Electronic Thesis and Dissertation Repository

Degree

Doctor of Philosophy

Program

Astronomy

Supervisor

Martin Houde

Abstract

Star formation is a fundamental process in the evolution of the cosmos. Yet given the abundance of stellar constituents, it remains prescient as to why the number of stars is not correspondingly large. If we cannot satisfactorily explain how stars are formed, then many further avenues of research are hindered. This thesis makes claims about one of the foremost theories as to the relative lack of stars, interstellar magnetic fields. These fields have been observationally verified on multiple scales. I will use the most direct method to probe magnetic fields in known star-forming regions, polarization, at millimetre/submillimetre wavelengths. In particular I will focus on the effect that magnetic fields have on the emission produced by rotational molecular transitions.
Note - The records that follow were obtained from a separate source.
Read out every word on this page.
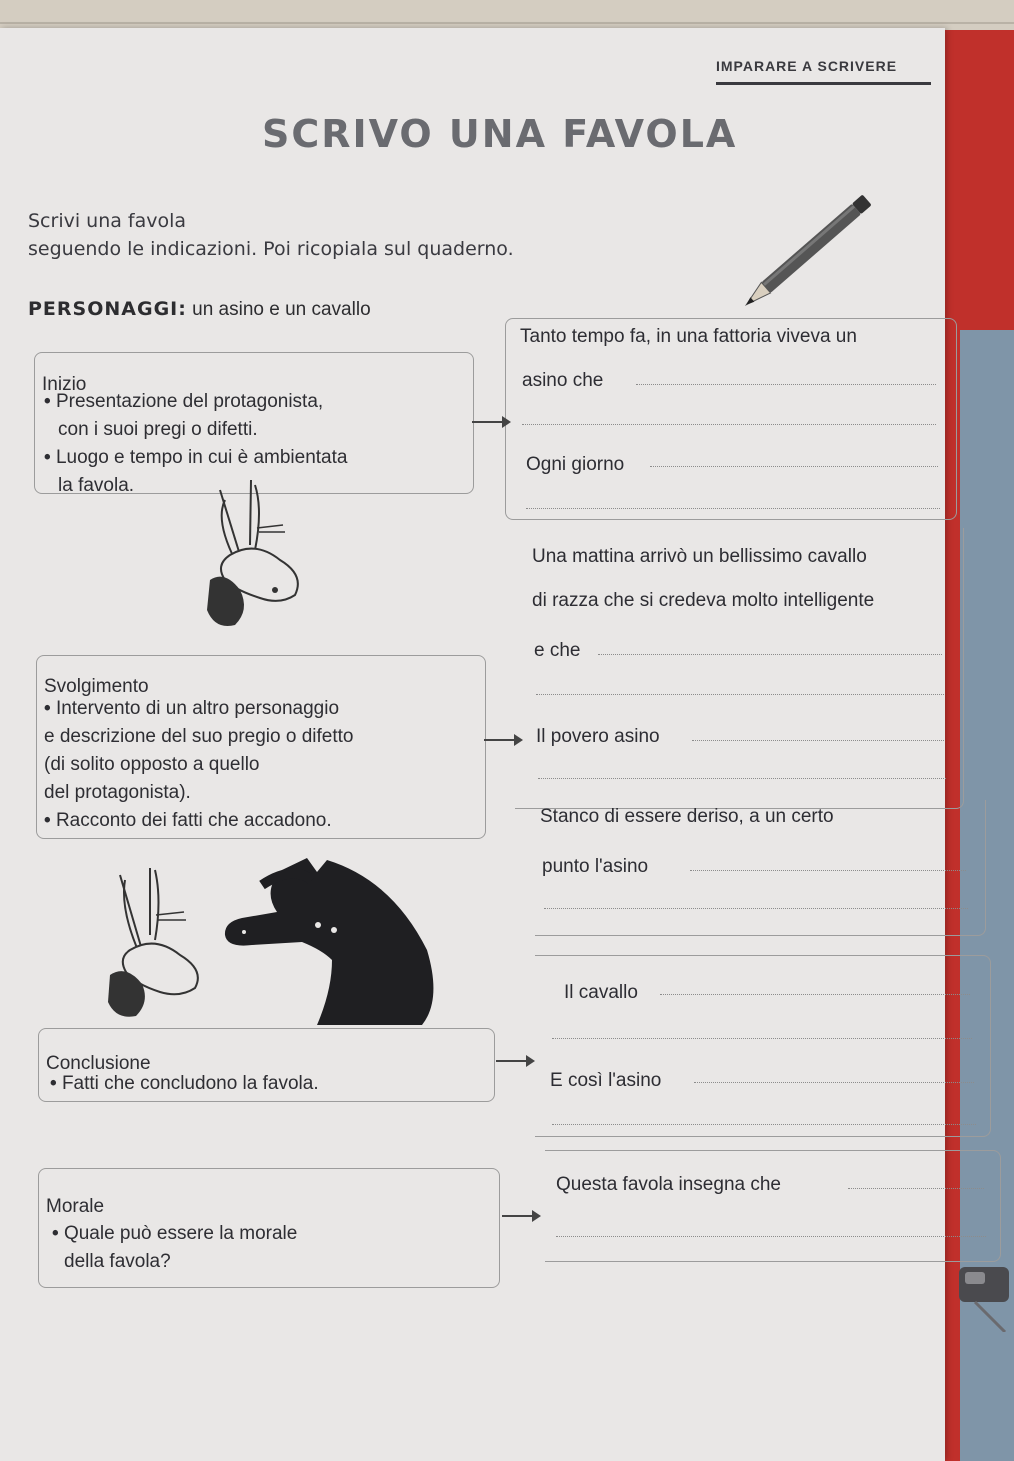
IMPARARE A SCRIVERE
SCRIVO UNA FAVOLA
Scrivi una favola
seguendo le indicazioni. Poi ricopiala sul quaderno.
PERSONAGGI: un asino e un cavallo
Inizio
• Presentazione del protagonista,
con i suoi pregi o difetti.
• Luogo e tempo in cui è ambientata
la favola.
Svolgimento
• Intervento di un altro personaggio
e descrizione del suo pregio o difetto
(di solito opposto a quello
del protagonista).
• Racconto dei fatti che accadono.
Conclusione
• Fatti che concludono la favola.
Morale
• Quale può essere la morale
della favola?
Tanto tempo fa, in una fattoria viveva un
asino che
Ogni giorno
Una mattina arrivò un bellissimo cavallo
di razza che si credeva molto intelligente
e che
Il povero asino
Stanco di essere deriso, a un certo
punto l'asino
Il cavallo
E così l'asino
Questa favola insegna che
Much of the background behind the study of magnetic fields, and their deduction through submillimetre polarimetry, will be developed in Chapter 1. Here I provide an overview of not only the role that magnetic fields may play in star formation, but also the competing theories of turbulence and magnetohydrodynamic waves. The various manifestations of polarization will also be covered, including polarized molecular transitions. Chapter 2 will look at one of the most well-studied star-forming regions, Orion KL, through observations of a newly discovered water maser transition at 620.701 GHz. Interstellar masers allow different environments to be probed, regions where more complex activity has created a population imbalance between rotational energy levels. The remaining two chapters will present methods and data from the Four-Stokes-Parameter Spectral-Line Polarimeter at the Caltech Submillimeter Observatory. I will look at considerations that must be made when a small map is collected by way of quantifying the amount of instrumental polarization. Spurious polarization signals may pervade the outer edges of the telescope beam, leading to a misrepresentation of the true amount of source polarization. Chapter 3 details the methods involved in removing sidelobes plus the other sources of instrumental polarization, while Chapter 4 goes on to present the actual data to which these techniques have been applied. The data itself is of the molecular transition $^{12}$CO$(J=2\rightarrow1)$, prominent within the protostellar source OMC-2 FIR 4.